Analysis of RECQL4 gene variant in a child with Rothmund-Thomson syndrome.
10.3760/cma.j.cn511374-20201020-00736
- Author:
Qiuping WU
1
;
Weiqi WENG
;
Jinna YUAN
;
Xiaoqin XU
;
Ke HUANG
;
Guanping DONG
;
Junfen FU
;
Wei WU
Author Information
1. Department of Endocrinology, The Affiliated Children's Hospital of Zhejiang University School of Medicine, National Clinical Research Center for Child Health, National Children's Regional Medical Center, Hangzhou, Zhejiang 310052, China. wuwei120@zju.edu.cn.
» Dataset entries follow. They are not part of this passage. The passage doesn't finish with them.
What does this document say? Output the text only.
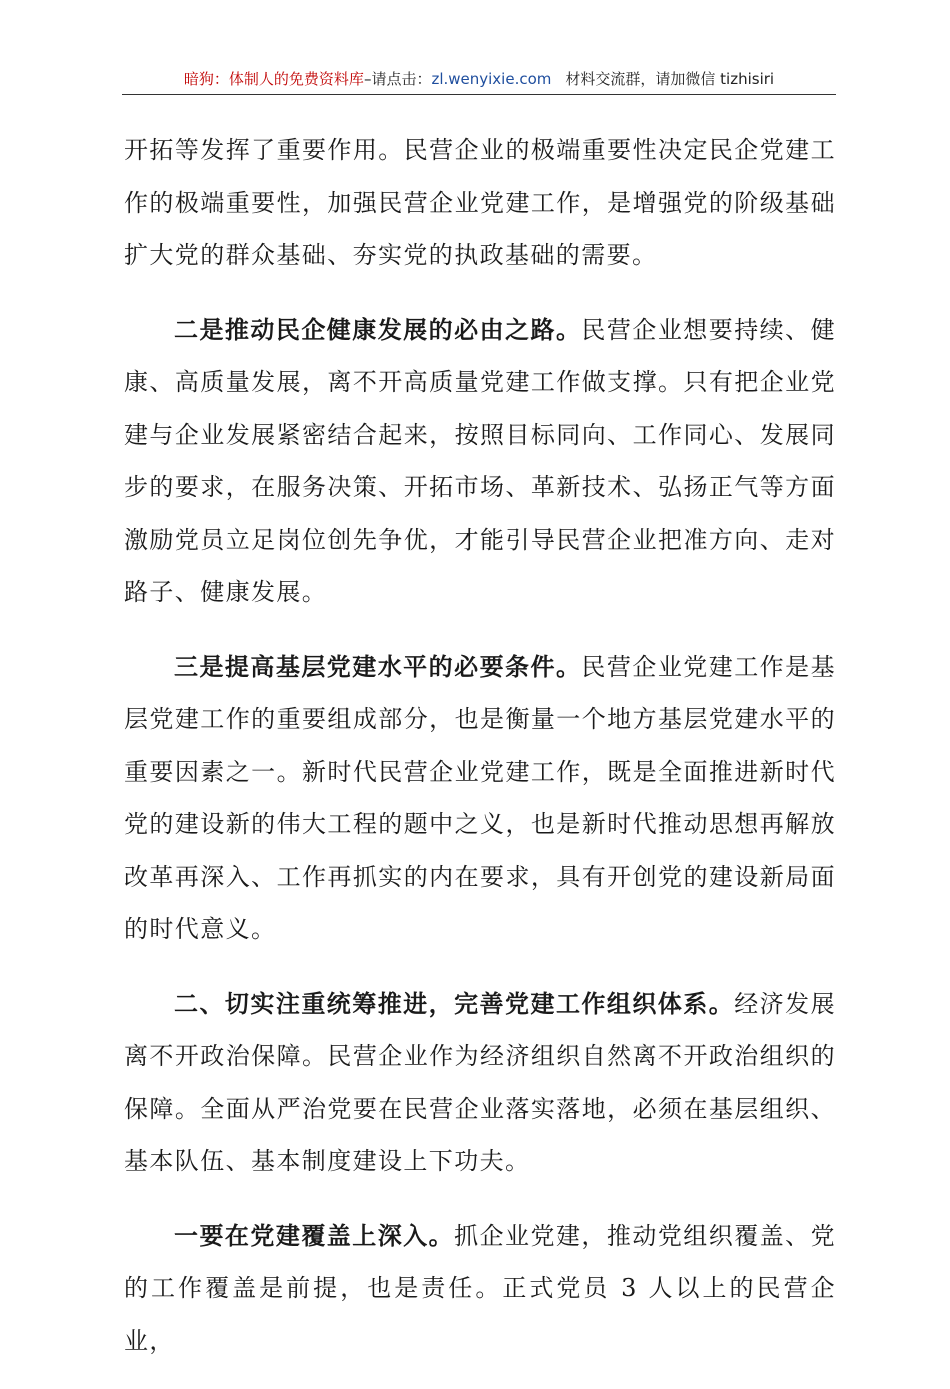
暗狗：体制人的免费资料库–请点击：zl.wenyixie.com 材料交流群，请加微信 tizhisiri

开拓等发挥了重要作用。民营企业的极端重要性决定民企党建工作的极端重要性，加强民营企业党建工作，是增强党的阶级基础扩大党的群众基础、夯实党的执政基础的需要。

二是推动民企健康发展的必由之路。民营企业想要持续、健康、高质量发展，离不开高质量党建工作做支撑。只有把企业党建与企业发展紧密结合起来，按照目标同向、工作同心、发展同步的要求，在服务决策、开拓市场、革新技术、弘扬正气等方面激励党员立足岗位创先争优，才能引导民营企业把准方向、走对路子、健康发展。

三是提高基层党建水平的必要条件。民营企业党建工作是基层党建工作的重要组成部分，也是衡量一个地方基层党建水平的重要因素之一。新时代民营企业党建工作，既是全面推进新时代党的建设新的伟大工程的题中之义，也是新时代推动思想再解放改革再深入、工作再抓实的内在要求，具有开创党的建设新局面的时代意义。

二、切实注重统筹推进，完善党建工作组织体系。经济发展离不开政治保障。民营企业作为经济组织自然离不开政治组织的保障。全面从严治党要在民营企业落实落地，必须在基层组织、基本队伍、基本制度建设上下功夫。

一要在党建覆盖上深入。抓企业党建，推动党组织覆盖、党的工作覆盖是前提，也是责任。正式党员 3 人以上的民营企业，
- Publication Type:Journal Article
- MeSH:
Child;
Family;
Female;
Humans;
Mutation;
RecQ Helicases/genetics*;
Rothmund-Thomson Syndrome/genetics*;
Whole Exome Sequencing
- From:
Chinese Journal of Medical Genetics
2022;39(1):31-34
- CountryChina
- Language:Chinese
-
Abstract:
OBJECTIVE:To explore the genetic basis for a child with Rothmund-Thomson syndrome (RTS).
METHODS:The child has featured poikeloderma, short stature, cataract, sparse hair and skeletal malformation. Peripheral blood samples of the child and her family members were collected and subjected to whole exome sequencing. Candidate variants were verified by Sanger sequencing.
RESULTS:The child was found to harbor compound heterozygous variants of the RECQL4 gene, namely c.1048_1049delAG and c.2886-1G>A, among which c.2886-1G>A was unreported previously. According to the ACMG guidelines, the c.1048_1049delAG was predicted to be pathogenic (PVS1+PM3_Strong+PM2), while the c.2886-1G>A was predicted to be likely pathogenic (PVS1+PM2).
CONCLUSION:The compound heterozygous variants of the RECQL4 gene probably underlay the pathogenesis of RTS in this patient. Above finding has enriched the mutational spectrum of the RECQL4 gene.